Теперь о самой космологии. Аристотель рассматривает субстанциальное бытие в двух аспектах: статическом и динамическом. Соответственно, универсальные причины (начала) имеются у него тоже двух родов: причины существования субстанций и причины движения субстанций. Всего причин четыре. Вот что пишет о них сам Аристотель:
«О причинах говорится в четырёх значениях: одной такой причиной мы считаем сущность, или суть бытия вещи; другой причиной мы считаем материю, или субстрат; третьей – то, “откуда начало движения”; четвёртой – “то, ради чего”, или благо (ибо благо есть цель всякого возникновения и движения)».
Под словом «вещь» здесь понимается субстанциальное единичное бытие. Поскольку такая терминология широко используется во всей философской литературе, мы будем впредь прибегать к ней без дополнительных разъяснений.

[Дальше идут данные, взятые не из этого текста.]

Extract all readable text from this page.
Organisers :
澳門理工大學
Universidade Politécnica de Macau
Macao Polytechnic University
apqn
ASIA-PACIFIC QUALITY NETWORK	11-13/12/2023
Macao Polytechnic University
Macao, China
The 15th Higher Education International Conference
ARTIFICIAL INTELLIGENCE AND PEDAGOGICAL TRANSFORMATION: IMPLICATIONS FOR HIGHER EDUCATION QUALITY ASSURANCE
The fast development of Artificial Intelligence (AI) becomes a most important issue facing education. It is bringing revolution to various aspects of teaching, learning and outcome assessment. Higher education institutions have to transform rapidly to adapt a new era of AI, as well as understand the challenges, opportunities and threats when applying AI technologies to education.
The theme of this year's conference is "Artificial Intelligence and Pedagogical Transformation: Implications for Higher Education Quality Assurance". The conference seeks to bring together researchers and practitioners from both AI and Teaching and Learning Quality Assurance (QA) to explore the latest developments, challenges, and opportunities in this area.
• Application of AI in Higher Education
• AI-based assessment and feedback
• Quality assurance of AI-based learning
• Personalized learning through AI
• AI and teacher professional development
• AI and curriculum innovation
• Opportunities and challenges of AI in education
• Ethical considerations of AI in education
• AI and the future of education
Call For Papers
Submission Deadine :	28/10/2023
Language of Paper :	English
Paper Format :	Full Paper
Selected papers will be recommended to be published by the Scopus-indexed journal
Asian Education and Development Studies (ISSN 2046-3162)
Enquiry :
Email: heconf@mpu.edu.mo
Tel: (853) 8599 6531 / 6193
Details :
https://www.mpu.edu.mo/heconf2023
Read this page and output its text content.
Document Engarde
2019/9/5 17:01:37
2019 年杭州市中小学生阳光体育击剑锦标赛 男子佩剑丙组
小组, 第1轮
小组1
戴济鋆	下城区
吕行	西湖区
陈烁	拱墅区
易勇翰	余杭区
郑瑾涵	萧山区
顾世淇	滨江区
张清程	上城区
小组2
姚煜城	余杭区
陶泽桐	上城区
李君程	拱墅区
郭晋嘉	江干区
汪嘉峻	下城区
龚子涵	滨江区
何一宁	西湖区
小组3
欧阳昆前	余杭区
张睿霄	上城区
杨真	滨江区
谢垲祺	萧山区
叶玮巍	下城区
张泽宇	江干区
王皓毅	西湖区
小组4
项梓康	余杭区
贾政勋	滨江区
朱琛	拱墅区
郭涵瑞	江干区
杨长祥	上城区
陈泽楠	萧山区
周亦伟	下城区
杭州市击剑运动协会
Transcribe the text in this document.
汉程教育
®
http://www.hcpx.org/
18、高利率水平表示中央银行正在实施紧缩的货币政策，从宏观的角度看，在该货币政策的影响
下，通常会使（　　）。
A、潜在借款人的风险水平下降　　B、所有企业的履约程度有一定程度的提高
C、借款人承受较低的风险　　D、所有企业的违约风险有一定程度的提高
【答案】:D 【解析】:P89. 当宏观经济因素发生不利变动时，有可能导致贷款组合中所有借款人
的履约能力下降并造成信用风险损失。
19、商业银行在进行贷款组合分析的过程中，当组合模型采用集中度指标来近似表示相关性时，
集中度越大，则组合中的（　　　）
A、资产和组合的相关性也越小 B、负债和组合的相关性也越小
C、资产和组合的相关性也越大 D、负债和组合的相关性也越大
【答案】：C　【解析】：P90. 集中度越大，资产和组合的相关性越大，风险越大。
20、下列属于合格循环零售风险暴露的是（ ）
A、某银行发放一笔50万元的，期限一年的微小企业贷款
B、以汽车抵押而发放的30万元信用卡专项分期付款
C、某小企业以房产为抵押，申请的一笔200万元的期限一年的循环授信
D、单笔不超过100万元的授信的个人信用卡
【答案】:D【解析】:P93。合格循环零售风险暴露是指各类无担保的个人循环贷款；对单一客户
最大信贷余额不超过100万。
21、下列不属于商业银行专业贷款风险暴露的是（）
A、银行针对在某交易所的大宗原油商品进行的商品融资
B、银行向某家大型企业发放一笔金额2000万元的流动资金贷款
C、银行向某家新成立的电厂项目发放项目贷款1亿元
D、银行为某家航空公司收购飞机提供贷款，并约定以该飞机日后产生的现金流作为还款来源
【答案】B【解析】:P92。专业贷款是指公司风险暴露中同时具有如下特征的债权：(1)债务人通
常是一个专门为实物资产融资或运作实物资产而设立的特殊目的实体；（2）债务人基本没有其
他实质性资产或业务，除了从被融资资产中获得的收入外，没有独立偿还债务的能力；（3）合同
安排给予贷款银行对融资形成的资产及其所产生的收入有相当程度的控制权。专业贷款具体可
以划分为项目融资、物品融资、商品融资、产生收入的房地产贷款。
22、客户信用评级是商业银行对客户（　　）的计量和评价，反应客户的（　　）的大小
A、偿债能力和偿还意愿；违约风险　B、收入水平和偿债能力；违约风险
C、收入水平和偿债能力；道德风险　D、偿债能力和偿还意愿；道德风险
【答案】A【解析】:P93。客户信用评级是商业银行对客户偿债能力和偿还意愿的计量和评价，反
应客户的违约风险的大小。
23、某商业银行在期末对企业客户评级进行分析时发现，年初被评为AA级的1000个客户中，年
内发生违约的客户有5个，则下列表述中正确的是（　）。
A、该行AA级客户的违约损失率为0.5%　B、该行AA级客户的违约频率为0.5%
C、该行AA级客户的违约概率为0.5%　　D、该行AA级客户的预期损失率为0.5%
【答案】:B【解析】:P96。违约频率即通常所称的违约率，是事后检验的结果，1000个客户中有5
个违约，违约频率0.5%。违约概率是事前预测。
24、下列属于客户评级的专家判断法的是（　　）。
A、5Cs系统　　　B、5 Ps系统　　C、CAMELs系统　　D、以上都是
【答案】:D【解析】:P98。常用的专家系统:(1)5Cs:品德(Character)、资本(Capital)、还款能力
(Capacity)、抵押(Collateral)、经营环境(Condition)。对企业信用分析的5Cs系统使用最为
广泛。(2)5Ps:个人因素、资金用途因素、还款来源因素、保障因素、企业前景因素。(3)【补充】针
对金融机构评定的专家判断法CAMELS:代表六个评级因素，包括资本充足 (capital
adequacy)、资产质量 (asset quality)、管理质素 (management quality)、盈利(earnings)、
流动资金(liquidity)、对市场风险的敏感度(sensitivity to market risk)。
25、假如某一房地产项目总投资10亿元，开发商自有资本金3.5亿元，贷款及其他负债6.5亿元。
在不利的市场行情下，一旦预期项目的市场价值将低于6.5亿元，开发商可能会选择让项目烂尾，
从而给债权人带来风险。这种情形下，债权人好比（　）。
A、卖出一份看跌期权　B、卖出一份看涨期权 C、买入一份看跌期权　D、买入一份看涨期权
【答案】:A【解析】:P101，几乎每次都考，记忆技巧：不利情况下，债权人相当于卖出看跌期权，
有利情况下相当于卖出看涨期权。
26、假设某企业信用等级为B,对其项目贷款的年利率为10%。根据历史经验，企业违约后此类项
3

Так вот: для возникновения вещи необходимо обретение ею формы. Для этой категории Аристотель употребляет любимое слово Платона «эйдос» (внешний вид), но вкладывает в него совсем другое значение. У Платона эйдос вещи находится где-то в занебесной области, а у Аристотеля – в самой вещи. «Эйдос» Аристотеля «оформляет» вещь и тем самым вводит её в бытие, ибо бесформенного бытия не бывает. Однако, прежде чем оформлять, надо иметь нечто, подлежащее оформлению. В этом предположении, несомненно, отозвалось убеждение всех языческих религии, в том числе и греческой, что имеющий определённую структуру окружающий мир создан из изначального бесструктурного «хаоса». Отголосок этого архаического представления есть и в Библии: до первого дня творения, отделившего свет от тьмы, «земля была безеидна и пуста». Вот эта самая «безвидность», то есть отсутствие формы (а по-гречески именно отсутствие «вида») и пустота, то есть отсутствие содержания, характеризует вторую причину бытия – материю, или субстрат. Она не есть «что-то», всегда имеющее форму, поэтому Аристотель именует её также «ничто». Материя, субстрат, ничто, то, что называлось в религии «хаос», – это необходимое условие, возможность бытия, переходящая в реальное бытие при наложении на неё формы.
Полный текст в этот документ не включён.